Kaminsky a appris d’un pharmacien de son village d’enfance des bases en chimie, matière qui le passionnait. Et du haut de ses 17 ans, il rentre alors dans les réseaux de la Résistance pour fabriquer des faux papiers pour les résistants, les familles qui doivent être déportées, les personnes en danger. Sans compter son temps : « Rester éveillé. Le plus longtemps possible. Lutter contre le sommeil. Le calcul est simple. En une heure, je fabrique trente faux papiers. Si je dors une heure, trente personnes mourront... ».

Sans pouvoir adhérer à aucune organisation, pour protéger celles et ceux qu’il aidait. Par la suite, il a beaucoup aidé les indépendantistes de la guerre d’Algérie (le FLN), ainsi que de nombreux mouvements de libération nationale dans le cadre de la décolonisation. Après la guerre et après avoir aidé le groupe Stern à lutter contre l’armée d’occupation anglaise, il a eu le projet d’aller vivre en Palestine. Traumatisé par la Shoah, attiré par l’aspect socialiste collectiviste du sionisme et la « libre circulation des peuples », il n’a toutefois pas « supporté que le nouvel état choisisse le religieux et l’individualisme, parce que c’était tout ce que je détestais. Une religion d’état, cela revenait à créer, encore une fois, deux catégories de populations : les juifs et les autres ».

Quand j’ai rencontré Kaminsky à la fête de la CNT en mai 2014 à la Parole errante à Montreuil, je l’ai écouté avec beaucoup d’intérêt. C’est ­aujourd’hui un vieux monsieur de 89 ans, très humble, paisible. Il m’a donné envie de lire son livre. On n’aurait peut-être jamais entendu parler de lui en effet si sa fille, Sarah Kaminsky, n’avait pas été motivée par le désir de transmettre son histoire aux générations suivantes.

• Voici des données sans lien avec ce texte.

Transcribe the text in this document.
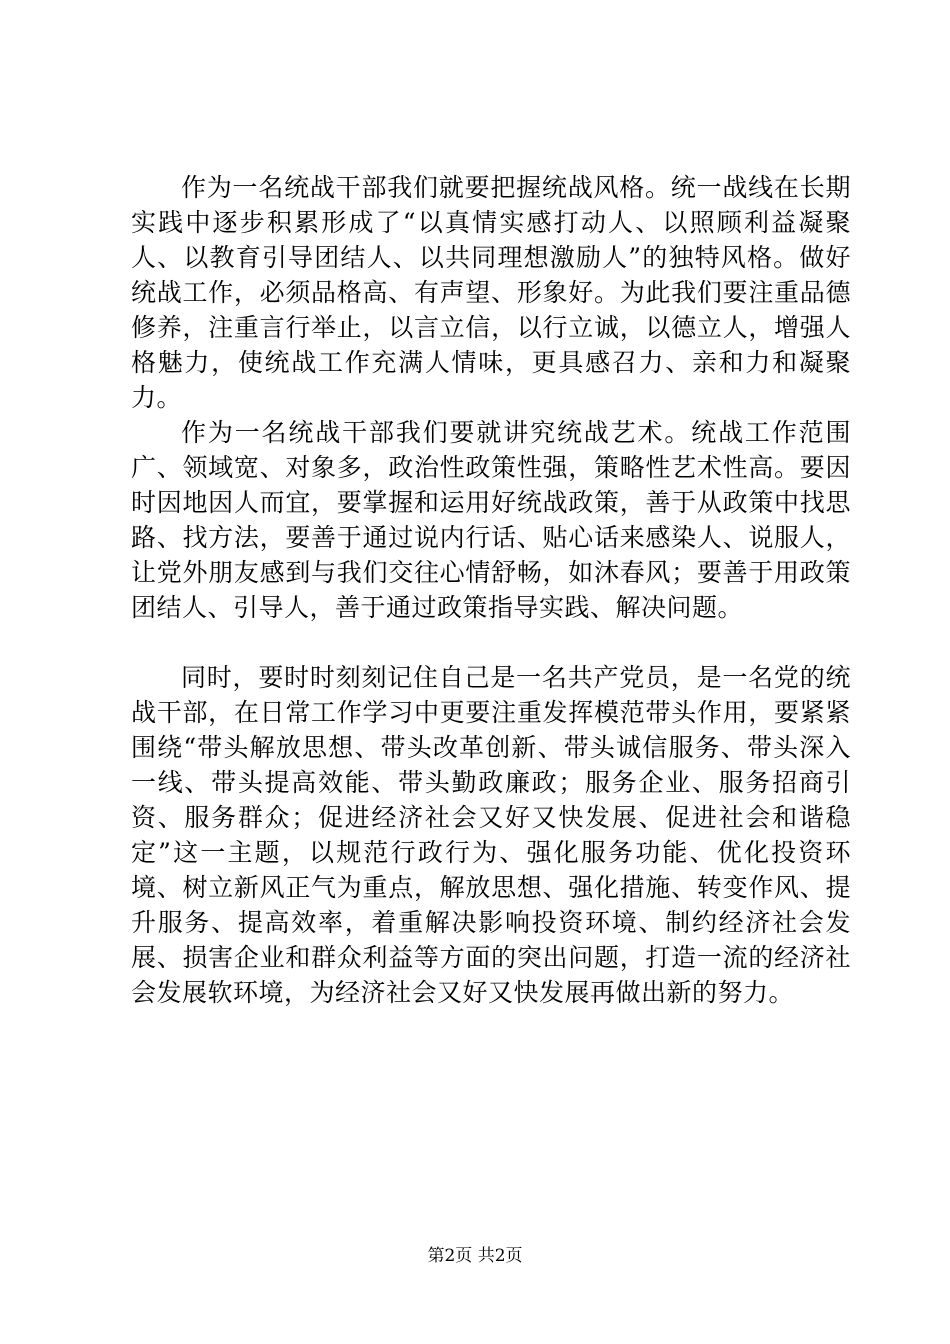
作为一名统战干部我们就要把握统战风格。统一战线在长期实践中逐步积累形成了“以真情实感打动人、以照顾利益凝聚人、以教育引导团结人、以共同理想激励人”的独特风格。做好统战工作，必须品格高、有声望、形象好。为此我们要注重品德修养，注重言行举止，以言立信，以行立诚，以德立人，增强人格魅力，使统战工作充满人情味，更具感召力、亲和力和凝聚力。

作为一名统战干部我们要就讲究统战艺术。统战工作范围广、领域宽、对象多，政治性政策性强，策略性艺术性高。要因时因地因人而宜，要掌握和运用好统战政策，善于从政策中找思路、找方法，要善于通过说内行话、贴心话来感染人、说服人，让党外朋友感到与我们交往心情舒畅，如沐春风；要善于用政策团结人、引导人，善于通过政策指导实践、解决问题。

同时，要时时刻刻记住自己是一名共产党员，是一名党的统战干部，在日常工作学习中更要注重发挥模范带头作用，要紧紧围绕“带头解放思想、带头改革创新、带头诚信服务、带头深入一线、带头提高效能、带头勤政廉政；服务企业、服务招商引资、服务群众；促进经济社会又好又快发展、促进社会和谐稳定”这一主题，以规范行政行为、强化服务功能、优化投资环境、树立新风正气为重点，解放思想、强化措施、转变作风、提升服务、提高效率，着重解决影响投资环境、制约经济社会发展、损害企业和群众利益等方面的突出问题，打造一流的经济社会发展软环境，为经济社会又好又快发展再做出新的努力。

第2页 共2页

L’homme a toujours refusé d’être payé pour son travail et de faire des faux papiers pour des truands ou de fabriquer des faux billets (même pour financer des causes). Hasard heureux : j’ai eu également l’occasion d’aller écouter récemment au parc de Belleville son fils José Kaminski, né en 1977 à Bab El Oued en Algérie, dit Rocé.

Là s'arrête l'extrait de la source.